Shares of Detroit's Big Three automakers edged higher Tuesday as the companies spared little fanfare in showcasing their latest models at the annual North American International Auto Show in Motown.

General Motors ( GM), Ford ( F) and DaimlerChrysler ( DCX), along with a slew of other automakers, were exhibiting their vehicles of the future in an effort to convince the crowds on hand that they're ready to compete for precious sales in an increasingly crowded market.

The new year promises to be a crucial test for Detroit as the Big Three face slowing sales and unrelenting competition from foreign-based competitors like Toyota ( TM) and Honda ( HMC).

In an effort to hold on to customers and pay their burgeoning legacy costs, the Big Three have kept production high in recent years and used aggressive price cuts and cheap financing to move vehicles off dealer lots. Profitability suffered as a result, and GM Vice Chairman Robert Lutz signaled to reporters on Tuesday that that is not sustainable.

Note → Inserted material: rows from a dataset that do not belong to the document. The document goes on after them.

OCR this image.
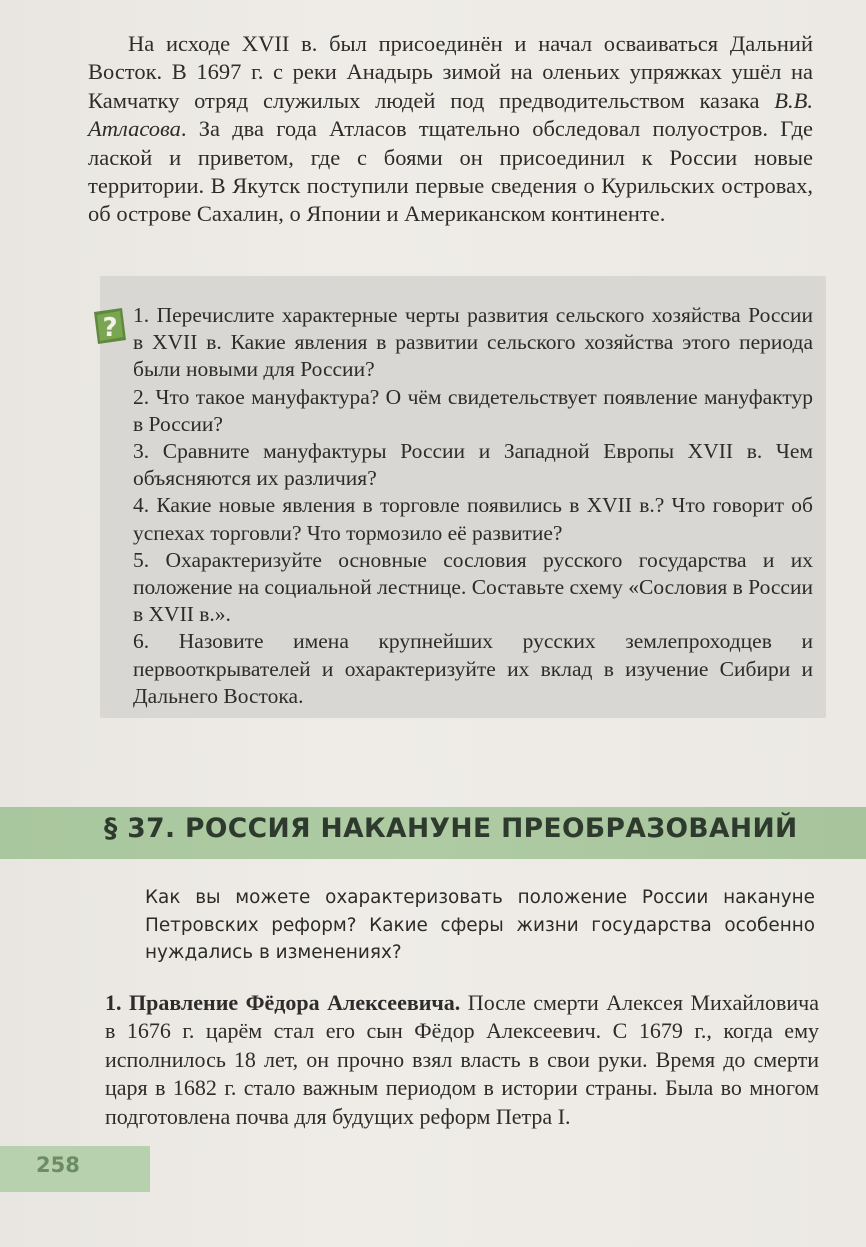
На исходе XVII в. был присоединён и начал осваиваться Дальний Восток. В 1697 г. с реки Анадырь зимой на оленьих упряжках ушёл на Камчатку отряд служилых людей под предводительством казака В.В. Атласова. За два года Атласов тщательно обследовал полуостров. Где лаской и приветом, где с боями он присоединил к России новые территории. В Якутск поступили первые сведения о Курильских островах, об острове Сахалин, о Японии и Американском континенте.

? 1. Перечислите характерные черты развития сельского хозяйства России в XVII в. Какие явления в развитии сельского хозяйства этого периода были новыми для России?
2. Что такое мануфактура? О чём свидетельствует появление мануфактур в России?
3. Сравните мануфактуры России и Западной Европы XVII в. Чем объясняются их различия?
4. Какие новые явления в торговле появились в XVII в.? Что говорит об успехах торговли? Что тормозило её развитие?
5. Охарактеризуйте основные сословия русского государства и их положение на социальной лестнице. Составьте схему «Сословия в России в XVII в.».
6. Назовите имена крупнейших русских землепроходцев и первооткрывателей и охарактеризуйте их вклад в изучение Сибири и Дальнего Востока.
§ 37. РОССИЯ НАКАНУНЕ ПРЕОБРАЗОВАНИЙ

Как вы можете охарактеризовать положение России накануне Петровских реформ? Какие сферы жизни государства особенно нуждались в изменениях?

1. Правление Фёдора Алексеевича. После смерти Алексея Михайловича в 1676 г. царём стал его сын Фёдор Алексеевич. С 1679 г., когда ему исполнилось 18 лет, он прочно взял власть в свои руки. Время до смерти царя в 1682 г. стало важным периодом в истории страны. Была во многом подготовлена почва для будущих реформ Петра I.

258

"We are no longer doing the things that used to get us two to three extra points of market share," Lutz said, according to The Wall Street Journal. "We've got to discipline ourselves."

Sacrificing market share in order to boost profits is a strategy that will please Wall Street, but accepting lower revenue and market share levels also means slashing more jobs and shuttering more factories.

With U.S. automakers facing important negotiations with the United Auto Workers union on a new labor contract this year, such strains could spell trouble for the industry on its already shaky labor front.